Mem Inst Oswaldo Cruz. 2003 Jul;98(5):679-86. doi: 10.1590/s0074-02762003000500016. Epub 2003 Sep 8.
Severe anemia is the earliest and a frequently fatal complication of Plasmodium falciparum infection. Here we describe Aotus infulatus as a primate model suitable to study this malaria complication. Both non-splenectomized and splenectomized monkeys receiving different inocula of P. falciparum FVO strain presented large (> 50%) decreases in hematocrit values during infection. Non-splenectomized animals were able to control parasite growth (parasitemia did not exceed 4%), but they had to be treated because of severe anemia. Three of 4 splenectomized monkeys did not control parasitemia and were treated, but developed severe anemia after treatment when presenting a negative blood film. Destruction of parasitized red blood cells alone cannot account for the degree of anemia. Non-splenectomized monkeys repeatedly infected with homologous parasites became rapidly and progressively resistant to reinfection and to the development of severe anemia. The data presented here point to A. infulatus as a suitable model for studying the pathogenesis of severe malarial infection.

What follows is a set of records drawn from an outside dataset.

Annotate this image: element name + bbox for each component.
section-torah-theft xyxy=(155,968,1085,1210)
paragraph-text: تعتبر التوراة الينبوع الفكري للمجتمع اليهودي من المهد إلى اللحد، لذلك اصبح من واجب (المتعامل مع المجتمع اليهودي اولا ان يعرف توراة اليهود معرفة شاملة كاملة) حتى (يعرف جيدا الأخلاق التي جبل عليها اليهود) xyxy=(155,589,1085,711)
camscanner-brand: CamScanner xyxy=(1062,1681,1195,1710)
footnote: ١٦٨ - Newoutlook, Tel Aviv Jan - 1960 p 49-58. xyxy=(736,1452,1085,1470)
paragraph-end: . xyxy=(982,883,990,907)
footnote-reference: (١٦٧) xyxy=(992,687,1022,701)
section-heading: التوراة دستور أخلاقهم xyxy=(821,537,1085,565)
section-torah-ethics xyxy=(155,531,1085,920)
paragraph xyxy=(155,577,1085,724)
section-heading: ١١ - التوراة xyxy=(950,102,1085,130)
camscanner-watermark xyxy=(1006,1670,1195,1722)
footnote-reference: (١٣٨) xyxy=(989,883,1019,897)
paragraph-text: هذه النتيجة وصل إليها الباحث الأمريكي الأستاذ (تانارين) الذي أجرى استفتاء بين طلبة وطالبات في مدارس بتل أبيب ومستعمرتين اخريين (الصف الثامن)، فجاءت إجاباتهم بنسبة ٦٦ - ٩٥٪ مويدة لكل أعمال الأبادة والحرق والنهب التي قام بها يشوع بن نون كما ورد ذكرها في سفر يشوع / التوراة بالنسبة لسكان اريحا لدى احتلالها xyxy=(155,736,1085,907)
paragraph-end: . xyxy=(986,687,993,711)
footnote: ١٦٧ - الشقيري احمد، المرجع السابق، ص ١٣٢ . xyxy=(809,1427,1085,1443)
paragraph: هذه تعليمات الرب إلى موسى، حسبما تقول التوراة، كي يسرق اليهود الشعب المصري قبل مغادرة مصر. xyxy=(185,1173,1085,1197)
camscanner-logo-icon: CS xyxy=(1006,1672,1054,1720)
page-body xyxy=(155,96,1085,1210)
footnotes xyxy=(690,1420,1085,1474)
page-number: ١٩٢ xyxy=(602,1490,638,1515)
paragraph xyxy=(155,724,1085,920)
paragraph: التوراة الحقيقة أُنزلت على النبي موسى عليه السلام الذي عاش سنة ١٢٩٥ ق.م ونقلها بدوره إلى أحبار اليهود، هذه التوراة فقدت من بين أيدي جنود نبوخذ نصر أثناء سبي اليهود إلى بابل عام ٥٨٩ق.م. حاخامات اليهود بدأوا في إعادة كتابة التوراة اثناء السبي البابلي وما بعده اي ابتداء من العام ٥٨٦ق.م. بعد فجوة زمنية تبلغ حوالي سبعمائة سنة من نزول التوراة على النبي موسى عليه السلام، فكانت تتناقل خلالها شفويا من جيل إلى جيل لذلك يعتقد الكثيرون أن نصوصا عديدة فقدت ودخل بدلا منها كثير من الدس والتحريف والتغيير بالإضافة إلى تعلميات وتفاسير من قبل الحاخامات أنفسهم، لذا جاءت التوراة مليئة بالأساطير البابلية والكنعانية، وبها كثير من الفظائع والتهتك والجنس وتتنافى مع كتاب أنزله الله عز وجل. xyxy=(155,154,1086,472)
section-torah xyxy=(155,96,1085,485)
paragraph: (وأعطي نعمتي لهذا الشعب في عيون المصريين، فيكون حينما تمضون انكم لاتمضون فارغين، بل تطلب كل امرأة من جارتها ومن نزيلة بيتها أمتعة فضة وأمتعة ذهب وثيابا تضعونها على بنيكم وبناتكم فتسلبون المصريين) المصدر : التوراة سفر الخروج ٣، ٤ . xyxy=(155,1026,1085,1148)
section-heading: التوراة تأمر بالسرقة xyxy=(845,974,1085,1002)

严重贫血是恶性疟原虫感染最早出现且常导致死亡的并发症。在此,我们描述了一种适合研究这种疟疾并发症的灵长类动物模型——缨冠夜猴。接受不同剂量恶性疟原虫FVO株接种的未切除脾脏和切除脾脏的猴子在感染期间血细胞比容值均大幅下降(>50%)。未切除脾脏的动物能够控制寄生虫生长(寄生虫血症不超过4%),但由于严重贫血不得不接受治疗。4只切除脾脏的猴子中有3只无法控制寄生虫血症并接受了治疗,但在治疗后血涂片呈阴性时出现了严重贫血。仅寄生红细胞的破坏无法解释贫血的程度。反复感染同源寄生虫的未切除脾脏的猴子对再次感染和严重贫血的发展迅速产生并逐渐增强抵抗力。此处呈现的数据表明缨冠夜猴是研究严重疟疾感染发病机制的合适模型。